La bibliothèque libre.
Le texte de cette page a été corrigé et est conforme au fac-similé.

» Je voudrais à nos jeux l’amorcer dans l’abîme,
» Et lui donner la mort en le rendant sublime… 3 »
· · · · · · · · · · · · · · · · · · · · · · · · · · · · · · · · · · ·
— « Frères, dit l’un d’entr’eux, frères, connaissez-vous…
» Auriez-vous traversé les ténébreuses Joux 4
» Qui voilent de nos monts la côte orientale ?
» Plus loin, sur le revers, dans la nuit infernale,
» S’ouvre bruyant, étroit, un abîme enfumé.
» Là gravissent les pins et le souffle embaumé
» Des gazons de la pente où tremblent les rosées,
» Qu’un vent de la cascade au loin a déposées.
» Endormons le poète en cet affreux chaos,
» Au sifflement des pins, au tonnerre des flots ;
» Et bientôt, de ces rocs descendant la crevasse,
» Vers nous dans la vallée il viendra prendre place. »
— « Le conseil est fort beau, dit en tremblant de peur
» Un ange de la rive aux ailes de vapeur ;
» Mais pour l’exécuter il nous faudrait enfreindre
» Le droit du roi des eaux… 5 Or, il est tant à craindre !
» Brisons-là, mes amis ; sinon, malheur à nous ! »

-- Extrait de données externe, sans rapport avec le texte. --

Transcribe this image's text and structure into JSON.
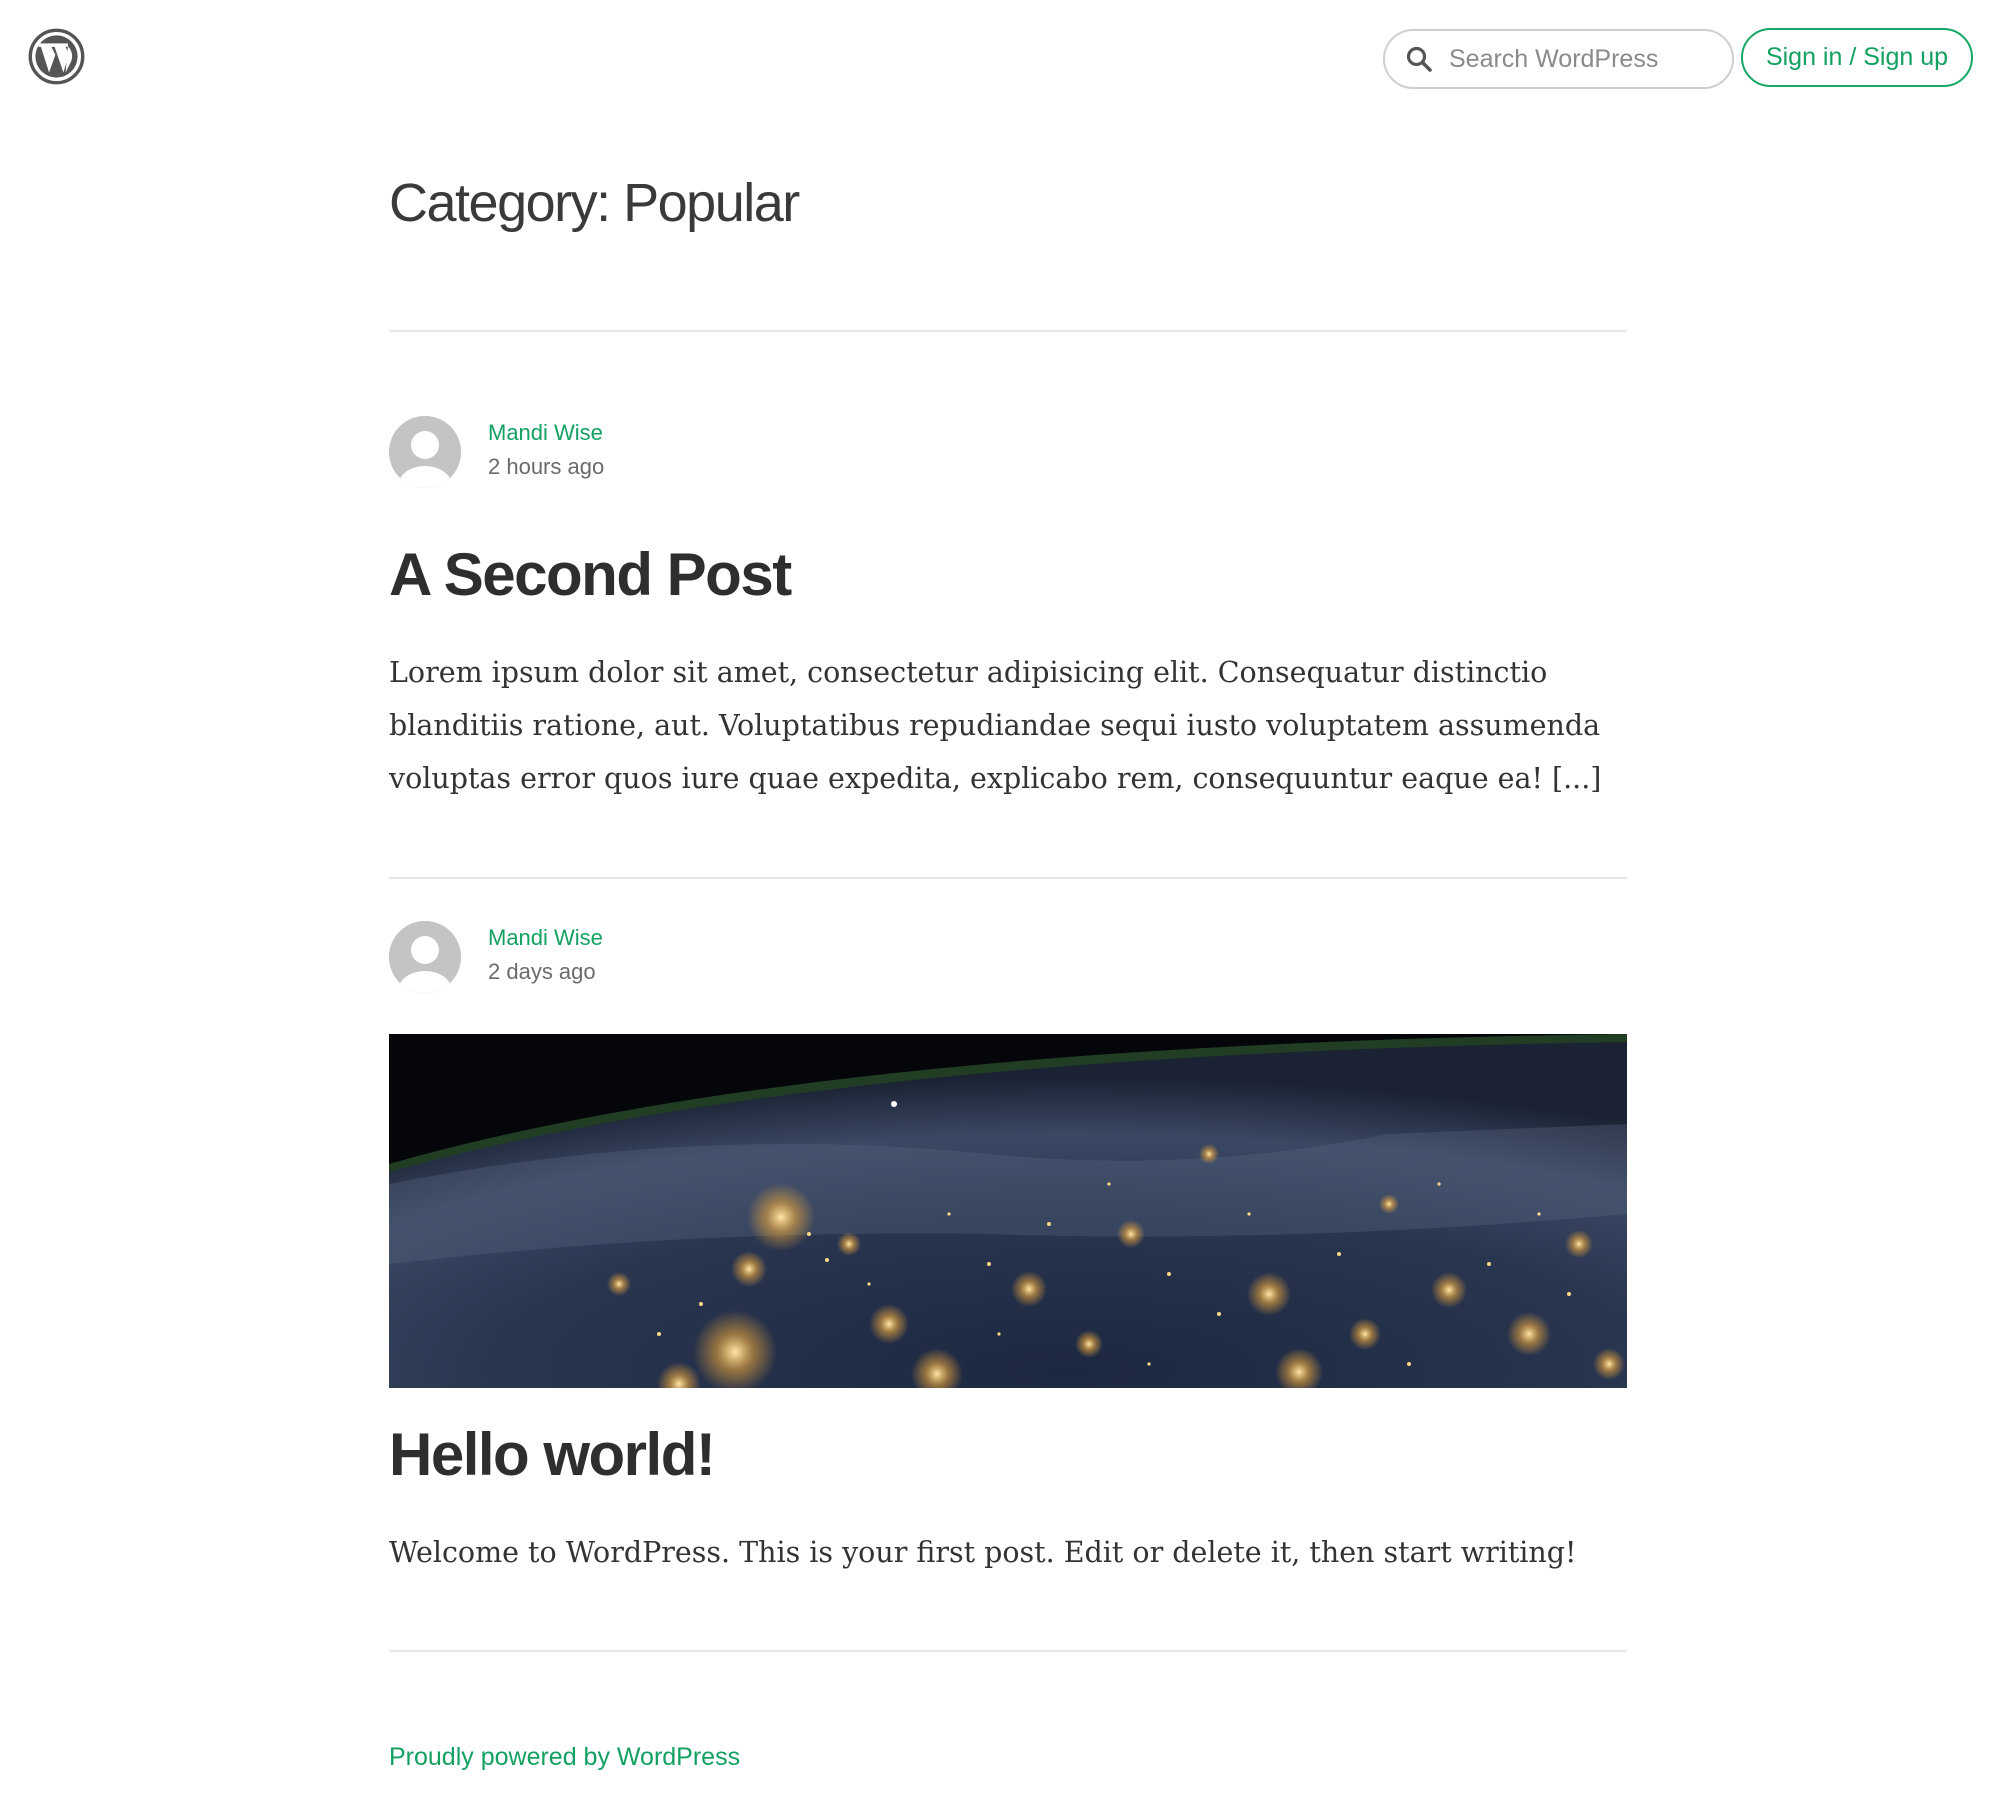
{
  "header": {
    "logo_icon": "wordpress-logo-icon",
    "search": {
      "icon": "search-icon",
      "placeholder": "Search WordPress",
      "value": ""
    },
    "signin_label": "Sign in / Sign up"
  },
  "page": {
    "title": "Category: Popular"
  },
  "posts": [
    {
      "author": "Mandi Wise",
      "time": "2 hours ago",
      "title": "A Second Post",
      "excerpt": "Lorem ipsum dolor sit amet, consectetur adipisicing elit. Consequatur distinctio blanditiis ratione, aut. Voluptatibus repudiandae sequi iusto voluptatem assumenda voluptas error quos iure quae expedita, explicabo rem, consequuntur eaque ea! [...]"
    },
    {
      "author": "Mandi Wise",
      "time": "2 days ago",
      "image": "earth-at-night-photo",
      "title": "Hello world!",
      "excerpt": "Welcome to WordPress. This is your first post. Edit or delete it, then start writing!"
    }
  ],
  "footer": {
    "link": "Proudly powered by WordPress"
  },
  "colors": {
    "accent": "#13a161",
    "text": "#333333",
    "divider": "#e6e6e6"
  }
}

— « Eh mais, dit son voisin, de vous contenter tous
» Il n’est point mal aisé ! L’ardente poésie
» Dont l’ame du jeune homme est sur nos monts saisie,
» N’est qu’un poison d’amour qui nous secondera.
» Laissez-moi le poursuivre, et bientôt il viendra
» Danser aux vents du soir dans la ronde éternelle !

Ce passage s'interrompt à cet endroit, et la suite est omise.